Our Raised Bed Garden Year 1 is full of July and August produce! Lots of tomatoes, cucumber, squash, and melon to harvest, and lots of summer recipes!

Fresh Garden Harvest
July 17, 2019
We are having lots of fun in our first year in the raised bed garden! Everything comes at once and the picking, cooking, and preserving the garden harvest is a part time job! We've stocked the freezer with zucchini cookies, tons of berries for smoothies, and super healthy popsicles. Mulberry jam, jars of pesto and jars of blanched green beans are frozen ready for winter. We've been eating lots of salads, jars of salsa, Swiss chard and spinach, peppers (a few red, still mostly green), zucchini, pea pods, cauliflower, broccoli and kale.
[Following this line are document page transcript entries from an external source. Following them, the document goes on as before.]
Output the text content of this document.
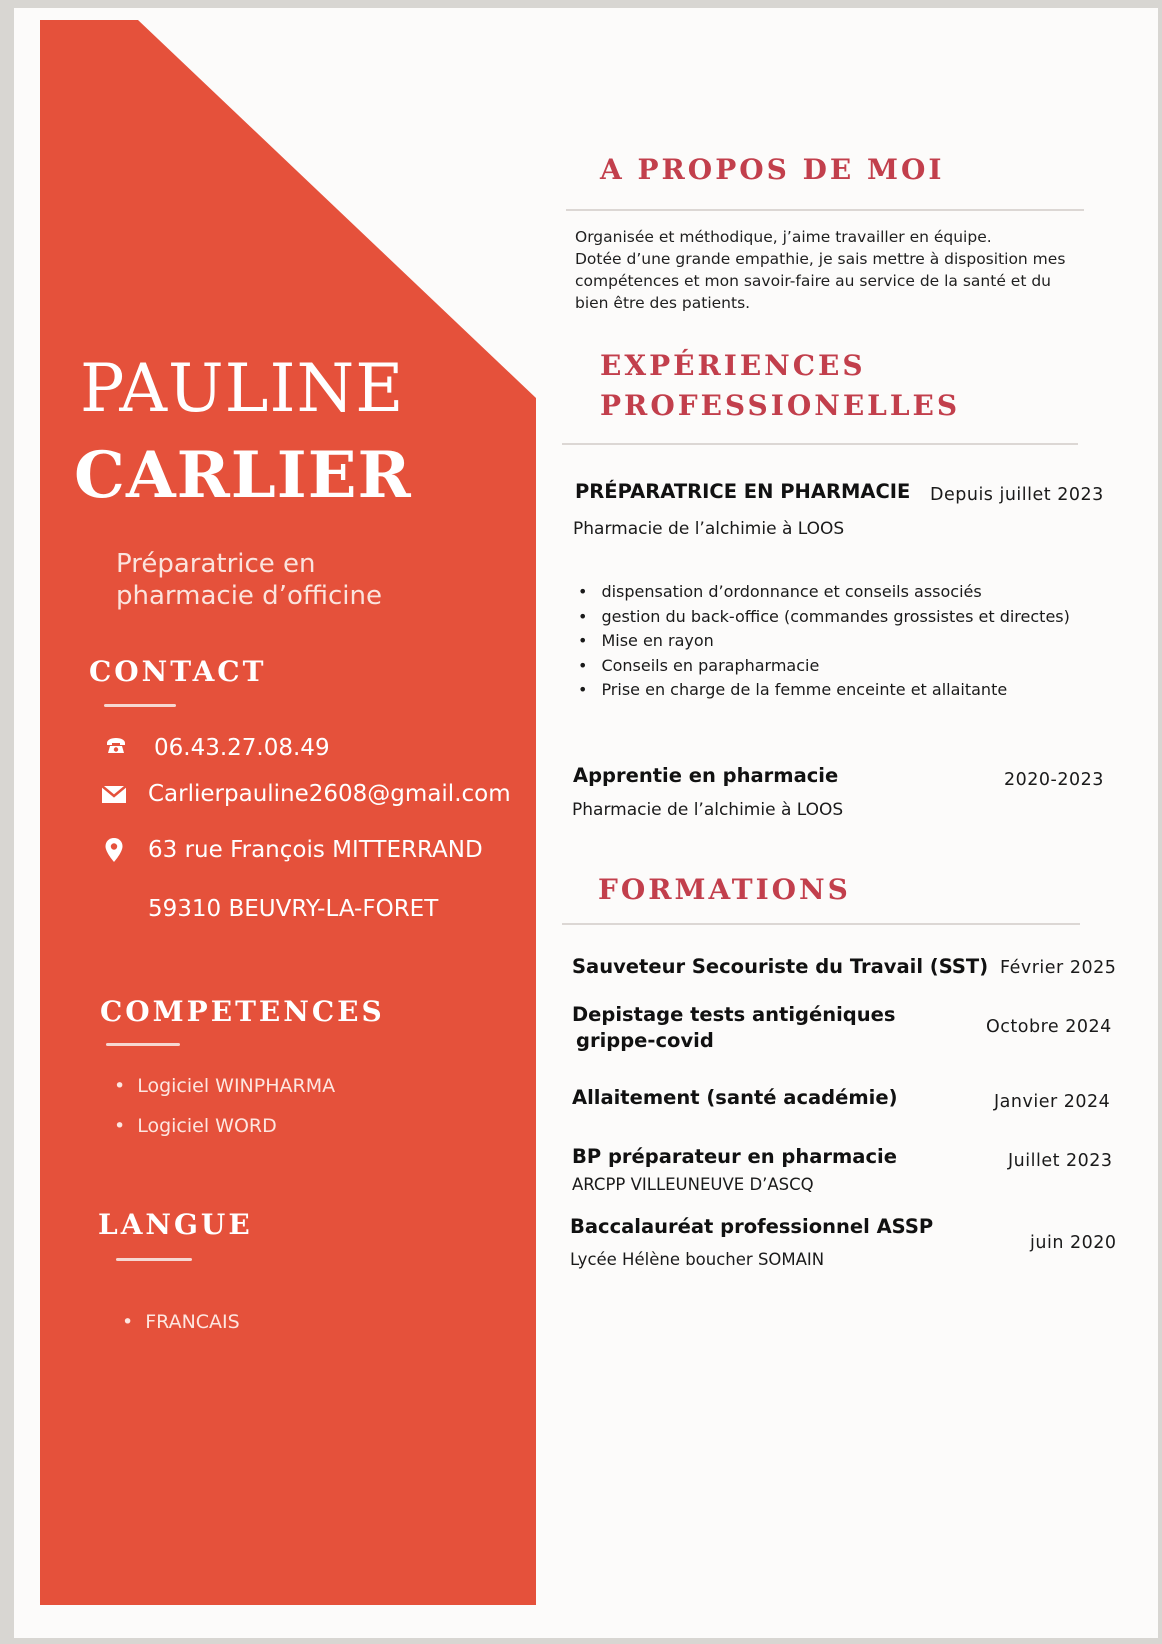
PAULINE
CARLIER
Préparatrice en
pharmacie d’officine
CONTACT
06.43.27.08.49
Carlierpauline2608@gmail.com
63 rue François MITTERRAND
59310 BEUVRY-LA-FORET
COMPETENCES
• Logiciel WINPHARMA
• Logiciel WORD
LANGUE
• FRANCAIS
A PROPOS DE MOI
Organisée et méthodique, j’aime travailler en équipe.
Dotée d’une grande empathie, je sais mettre à disposition mes
compétences et mon savoir-faire au service de la santé et du
bien être des patients.
EXPÉRIENCES
PROFESSIONELLES
PRÉPARATRICE EN PHARMACIE Depuis juillet 2023
Pharmacie de l’alchimie à LOOS
• dispensation d’ordonnance et conseils associés
• gestion du back-office (commandes grossistes et directes)
• Mise en rayon
• Conseils en parapharmacie
• Prise en charge de la femme enceinte et allaitante
Apprentie en pharmacie	2020-2023
Pharmacie de l’alchimie à LOOS
FORMATIONS
Sauveteur Secouriste du Travail (SST) Février 2025
Depistage tests antigéniques
grippe-covid
Octobre 2024
Allaitement (santé académie)	Janvier 2024
BP préparateur en pharmacie
ARCPP VILLEUNEUVE D’ASCQ
Juillet 2023
Baccalauréat professionnel ASSP
Lycée Hélène boucher SOMAIN
juin 2020
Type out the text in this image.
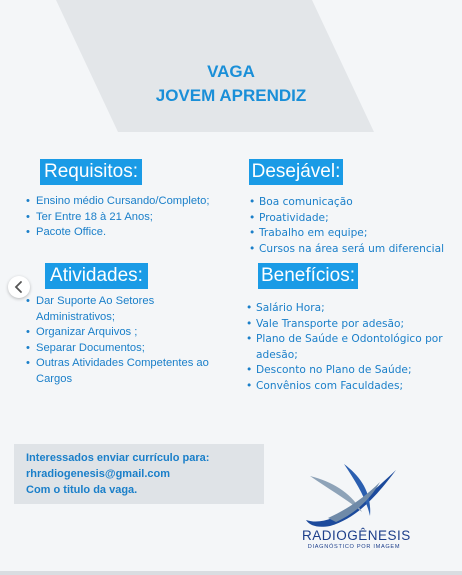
VAGA
JOVEM APRENDIZ
Requisitos:
• Ensino médio Cursando/Completo;
• Ter Entre 18 à 21 Anos;
• Pacote Office.
Desejável:
• Boa comunicação
• Proatividade;
• Trabalho em equipe;
• Cursos na área será um diferencial
Atividades:
• Dar Suporte Ao Setores
Administrativos;
• Organizar Arquivos ;
• Separar Documentos;
• Outras Atividades Competentes ao
Cargos
Benefícios:
• Salário Hora;
• Vale Transporte por adesão;
• Plano de Saúde e Odontológico por
adesão;
• Desconto no Plano de Saúde;
• Convênios com Faculdades;

Interessados enviar currículo para:

rhradiogenesis@gmail.com

Com o titulo da vaga.

RADIOGÊNESIS
DIAGNÓSTICO POR IMAGEM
By August the tomatoes started to come and we've eaten them like crazy. I made bruschetta, and many many plates of veggies with Parmesan Herb Dip. I made three pans of lasagna with homemade tomato sauce, as well as a couple homemade pizza nights with extra sauce for the freezer. Creamy Tomato Basil Fettuccine is one of our favorite dinners to use up the tomatoes.


Cooking and Preserving
On rainy cooler days, I've made a huge pot of chili with all fresh tomatoes and another of tomato soup with grilled cheese. Carrot hummus, red pepper hummus, "greens" hummus, and roasted tomato hummus are in the fridge and in the freezer. BLT's and many veggie sandwiches have been our lunches. I've shredded zucchini into muffins and pancakes and carrots into birthday cupcakes.
The broccoli never stops regrowing when you cut it and I've made Broccoli Salad, broccoli cheddar soup, and Ham and Broccoli Mac & Cheese. We have more cucumbers and kale than we can eat! I've bagged and frozen kale and made refrigerator pickled jars of giardiniera. The bees are everywhere and we've been visited by butterflies, hummingbirds, and built our own fairy garden.
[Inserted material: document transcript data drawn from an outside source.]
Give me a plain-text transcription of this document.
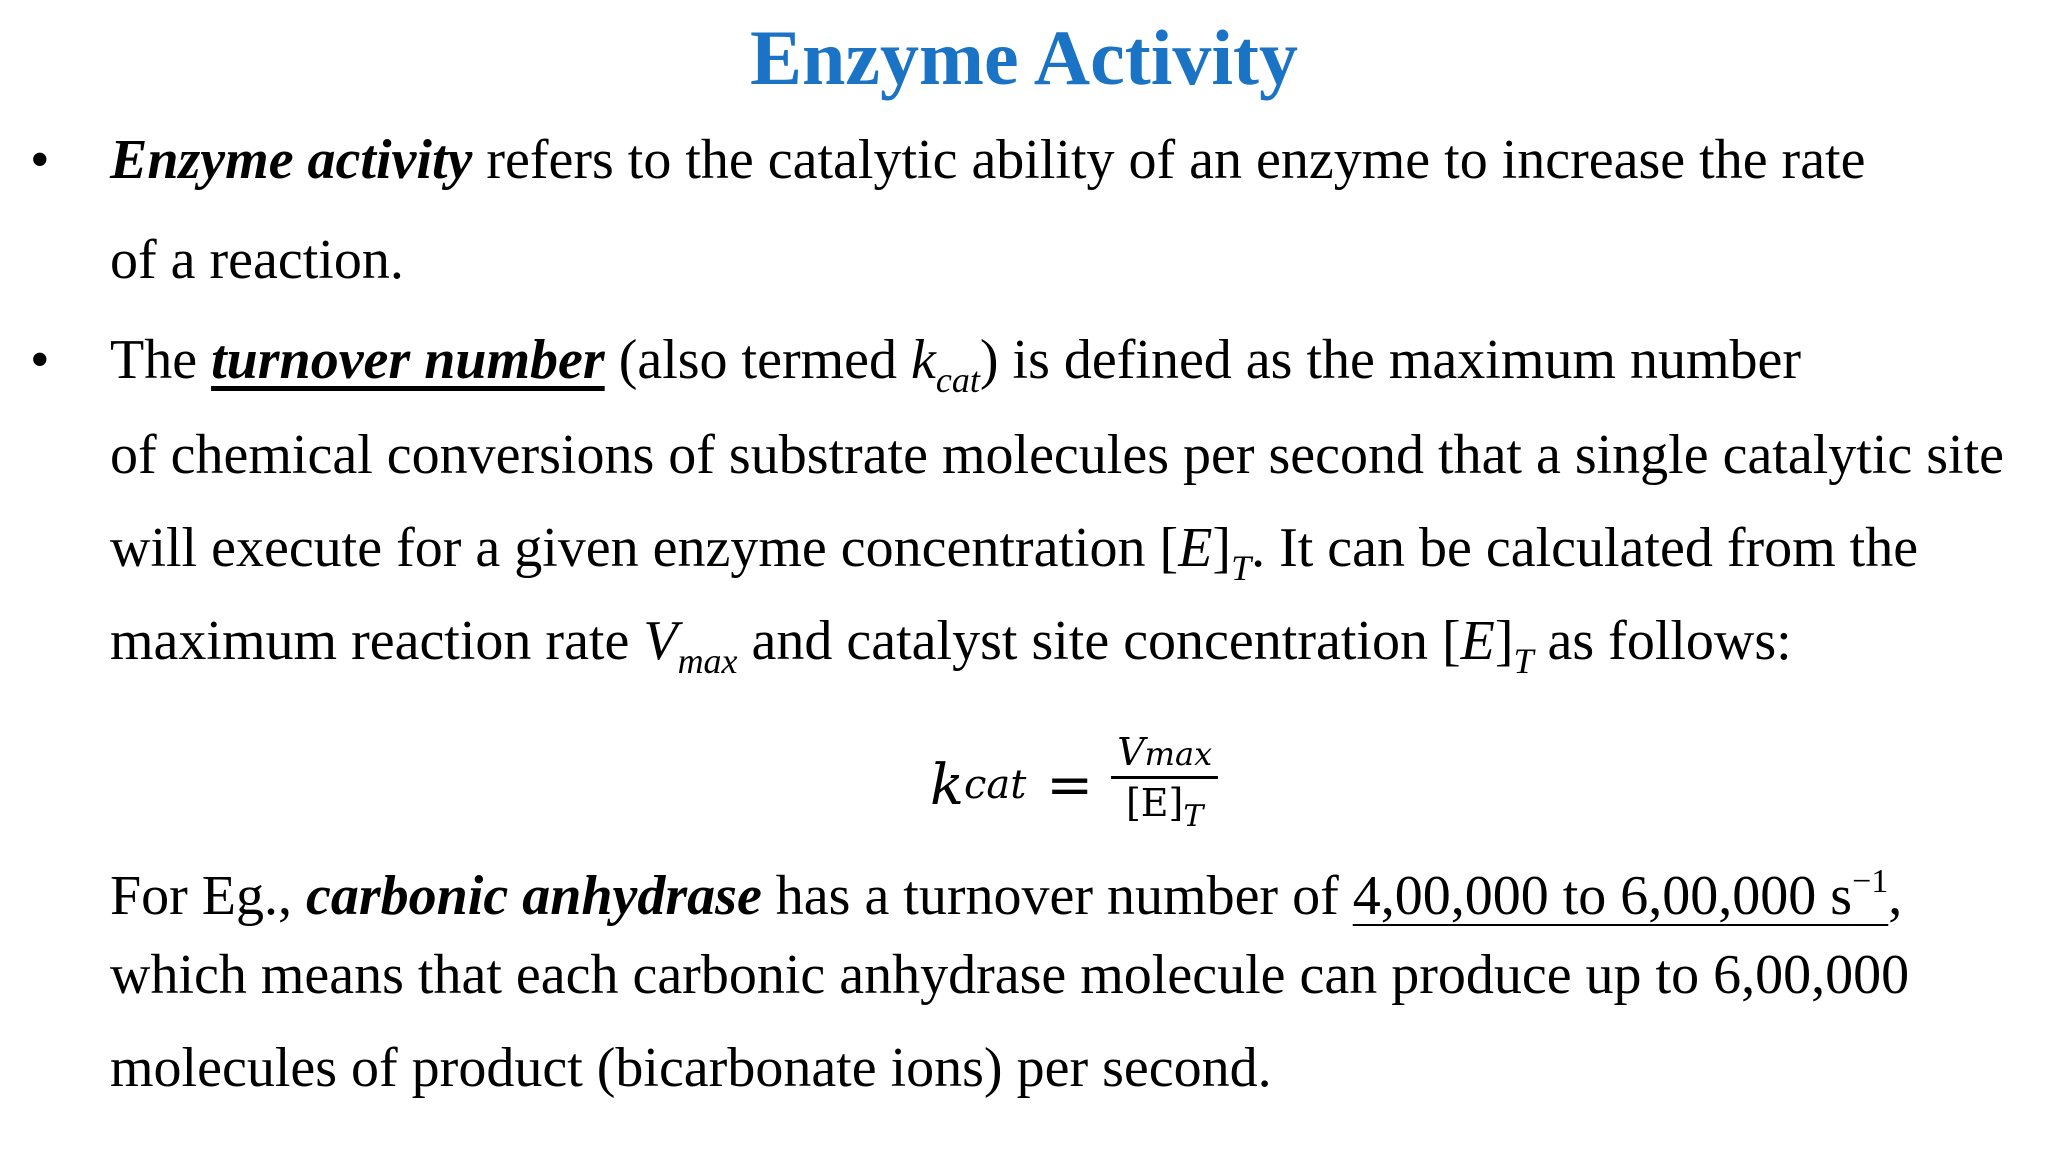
Enzyme Activity
• Enzyme activity refers to the catalytic ability of an enzyme to increase the rate
of a reaction.
• The turnover number (also termed $k_{cat}$) is defined as the maximum number
of chemical conversions of substrate molecules per second that a single catalytic site
will execute for a given enzyme concentration $[E]_T$. It can be calculated from the
maximum reaction rate $V_{max}$ and catalyst site concentration $[E]_T$ as follows:
k cat = $\frac{Vmax}{[E]_T}$
For Eg., carbonic anhydrase has a turnover number of 4,00,000 to 6,00,000 $s^{-1}$,
which means that each carbonic anhydrase molecule can produce up to 6,00,000
molecules of product (bicarbonate ions) per second.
As the season fades the pumpkins are so much fun and we've eaten one of them so far, delicious when roasted and mashed with the leftovers going into muffins. We're getting tons and tons of cantaloupe which are only growing to be baseball to softball size before detaching from the stem. At first I thought these were a total fail, but then we started cutting them up and eating them anyway and it turns out they are a small variety, the perfect kid-friendly size.



I don't think we've ever eaten so healthy, but it's all we can do to keep up. The garden has been my summer happy place. Here I am, writing this in September, and I'm watching it still churn out plenty, but also begin its wind down to fall. It has been a great learning experience for the kids and for me, and I'm already thinking of what we will grow next year!